Dritter Teil - Das Reich der Lichter
    Das hier war früher ein Filmpalast gewesen, ein altes Arthur Rank-Kino, doch Jury sah in diesen mächtigen Gebäuden mit ihren Riesenmarkisen und den übereinandergestaffelten Rängen in seiner Erinnerung lieber prächtige Orte der Zerstreuung, die im Krieg die Samstagnachmittage von einer sonst trostlosen Woche abgehoben hatten. An die Zeit vor dem Krieg erinnerte er sich so gut wie gar nicht. Warum auch? Er war im Krieg aufgewachsen, und der Krieg hatte ihm den Vater genommen, und die Mutter auch.
    Jury tauchte aus einem Labyrinth von Tunneln auf, bei dem ihm die Treppen einfielen, die zu einem Luftschutzraum und einem ganzen Netz von Wegen unter der todbringenden Einflugschneise von Hammersmith geführt hatten. Die Straße sah noch genauso trostlos aus wie zur Nachkriegszeit. Zeitungsfetzen, weggeworfene Blechdosen, eine streunende Katze - alles schien Abfall vom letzten Konzert zu sein, den man aus den Türen des Hammersmith Odeon hinausgefegt hatte, inklusive der struppigen Katze, die sich wie ein Dieb in der Nacht an den Plakaten von Sirocco und drei anderen Bands mit deren Vorgruppen vorbeischlich. Sirocco brauchte keine Vorgruppe. Da war ja auch das Foto von Charles Raine, das er schon auf dem Titelblatt von Time Out gesehen hatte. Die neuen Poster waren einfach über die verblichenen geklebt worden. Das Konzert von gestern war Schnee von gestern.
    In schwarzen Buchstaben, die bestimmt einen halben Meter hoch waren, zog sich SIROCCO quer über die weiße Markise, wo ein junger Mann auf einer sehr langen Leiter eine kleine künstlerische Veränderung vornahm; er kippte nämlich das S leicht und brachte an dessen Ende eine dünne schwarze Linie an. Das sollte vermutlich wie vom Winde verweht wirken.
    Der Mann - nein, eher ein Jugendlicher, so um die neunzehn - kam langsam heruntergeklettert und wischte sich die schmutzigen Hände in einem Tuch ab, das er sich in die Gesäßtasche seiner Jeans gestopft hatte. Dann trat er einen Schritt zurück, um das Werk seiner Hände zu bewundern. Ein anderer Junge, ungefähr in seinem Alter, mit Instrumentenkästen und einem schwarzen Verstärker behängt, hatte die Straße überquert und erkundigte sich anscheinend nach irgend etwas, während er einen der beiden Instrumentenkästen über der Schulter zurechtrückte. Er wischte sich das vom Wind verstrubbelte Haar aus der Stirn, schob die Sonnenbrille zurück auf die Nase und betrat das Odeon durch eine Doppeltür.

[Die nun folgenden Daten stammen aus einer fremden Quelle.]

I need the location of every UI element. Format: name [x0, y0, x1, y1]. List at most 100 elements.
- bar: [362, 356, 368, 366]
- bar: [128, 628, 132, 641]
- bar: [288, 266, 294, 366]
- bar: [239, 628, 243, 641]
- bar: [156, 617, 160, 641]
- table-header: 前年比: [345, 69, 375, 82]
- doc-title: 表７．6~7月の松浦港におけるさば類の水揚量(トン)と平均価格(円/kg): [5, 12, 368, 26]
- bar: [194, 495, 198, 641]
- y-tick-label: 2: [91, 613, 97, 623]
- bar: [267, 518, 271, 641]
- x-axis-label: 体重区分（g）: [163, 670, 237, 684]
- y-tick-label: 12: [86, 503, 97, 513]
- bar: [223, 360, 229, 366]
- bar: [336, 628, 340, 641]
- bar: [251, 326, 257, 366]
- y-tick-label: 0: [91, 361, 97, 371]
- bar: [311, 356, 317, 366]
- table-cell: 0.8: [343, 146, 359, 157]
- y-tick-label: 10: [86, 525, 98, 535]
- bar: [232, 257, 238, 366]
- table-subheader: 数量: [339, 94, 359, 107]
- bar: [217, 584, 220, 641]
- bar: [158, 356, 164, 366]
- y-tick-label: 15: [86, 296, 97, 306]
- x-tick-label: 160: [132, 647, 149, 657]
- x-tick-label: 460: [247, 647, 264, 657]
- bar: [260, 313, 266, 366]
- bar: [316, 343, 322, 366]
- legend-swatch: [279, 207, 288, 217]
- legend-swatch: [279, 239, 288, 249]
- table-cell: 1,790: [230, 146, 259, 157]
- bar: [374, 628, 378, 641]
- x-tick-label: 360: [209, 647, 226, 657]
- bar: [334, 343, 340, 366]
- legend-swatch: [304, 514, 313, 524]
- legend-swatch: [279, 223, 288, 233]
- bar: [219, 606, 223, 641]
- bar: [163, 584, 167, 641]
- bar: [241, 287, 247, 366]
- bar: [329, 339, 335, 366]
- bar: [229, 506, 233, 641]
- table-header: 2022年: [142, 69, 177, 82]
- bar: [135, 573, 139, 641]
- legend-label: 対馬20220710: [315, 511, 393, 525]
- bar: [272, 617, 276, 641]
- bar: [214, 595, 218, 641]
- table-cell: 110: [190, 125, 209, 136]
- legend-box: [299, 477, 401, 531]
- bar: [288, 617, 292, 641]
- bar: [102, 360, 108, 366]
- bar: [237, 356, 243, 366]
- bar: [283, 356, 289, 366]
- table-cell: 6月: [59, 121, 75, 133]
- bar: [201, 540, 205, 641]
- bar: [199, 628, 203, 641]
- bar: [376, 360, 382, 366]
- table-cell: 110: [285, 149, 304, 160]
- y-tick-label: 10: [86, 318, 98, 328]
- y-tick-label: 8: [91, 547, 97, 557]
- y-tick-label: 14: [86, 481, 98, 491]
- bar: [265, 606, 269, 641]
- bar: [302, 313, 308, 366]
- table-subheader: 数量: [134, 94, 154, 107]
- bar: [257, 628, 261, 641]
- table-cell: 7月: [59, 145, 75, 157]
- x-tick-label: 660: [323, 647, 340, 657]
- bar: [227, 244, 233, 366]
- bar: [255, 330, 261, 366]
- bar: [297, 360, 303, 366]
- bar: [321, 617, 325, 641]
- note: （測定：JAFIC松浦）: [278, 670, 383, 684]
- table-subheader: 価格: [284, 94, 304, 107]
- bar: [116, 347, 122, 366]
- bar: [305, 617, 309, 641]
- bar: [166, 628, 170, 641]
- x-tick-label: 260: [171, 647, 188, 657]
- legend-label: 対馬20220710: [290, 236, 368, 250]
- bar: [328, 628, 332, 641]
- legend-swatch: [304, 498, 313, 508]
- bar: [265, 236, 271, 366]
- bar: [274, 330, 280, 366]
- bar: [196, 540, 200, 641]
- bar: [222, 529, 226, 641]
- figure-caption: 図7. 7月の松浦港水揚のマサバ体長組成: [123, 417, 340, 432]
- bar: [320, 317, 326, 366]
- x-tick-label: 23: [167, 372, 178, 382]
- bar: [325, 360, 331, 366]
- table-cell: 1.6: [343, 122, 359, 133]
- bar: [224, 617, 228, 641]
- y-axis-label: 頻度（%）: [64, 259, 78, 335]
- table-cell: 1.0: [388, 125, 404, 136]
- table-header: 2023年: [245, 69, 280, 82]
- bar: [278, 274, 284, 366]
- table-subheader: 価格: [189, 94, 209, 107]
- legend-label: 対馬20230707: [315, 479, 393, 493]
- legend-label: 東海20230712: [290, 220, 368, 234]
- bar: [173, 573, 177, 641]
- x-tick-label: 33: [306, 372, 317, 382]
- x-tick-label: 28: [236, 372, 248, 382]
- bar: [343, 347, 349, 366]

    Der Markisen-Künstler trat noch ein wenig weiter zurück, damit er sein Kunstwerk noch besser bewundern konnte, und dabei Jury fast auf die Füße. »Oh, Entschuldigung.« Und als wäre Jury ein Lehrer oder Aufpasser, sagte der Junge: »Hat jetzt doch mehr Klasse, was?«
    Jury lächelte. »Sehr einfallsreich.«
    »Wollen Sie noch Karten haben? Die sind schon seit der ersten Ankündigung ausverkauft. Aber ich geb Ihnen ’nen Tip: Kommen Sie am Freitag, am Tag der Vorstellung, um zehn wieder. Dann ist schon geöffnet, obwohl die zurückgegebenen Karten erst ab zwölf verkauft werden. Mary Lee hält aber immer fünf, sechs zurück, falls mal ’n hohes Tier kommt.« Das Lachen des Jungen pfiff. »Sind auch mal’n paar dagewesen. Das waren, glaube ich, die Gören von so ’nem Herzog. Mary Lee hat sie echt am ausgestreckten Arm verhungern lassen. Sie hat sich in der Zeit, glaube ich, ’ne neue Dauerwelle machen lassen, während die vor dem Schalter rumlungerten und aussahen, als ob sie ganz nötig müßten. Nach Ihnen.« Damit öffnete er Jury schwungvoll die Tür.
    »Danke. Und danke für den Tip.«
    Der Junge winkte, eilte durch das große Vestibül und sprang die breite Treppe zwei Stufen auf einmal hoch. Jury blickte sich um und malte sich aus, welches Gedränge am nächsten Abend herrschen würde. Noch in dem leeren Vestibül miefte es nach zusammengepferchten Leibern, Schweiß und Bier.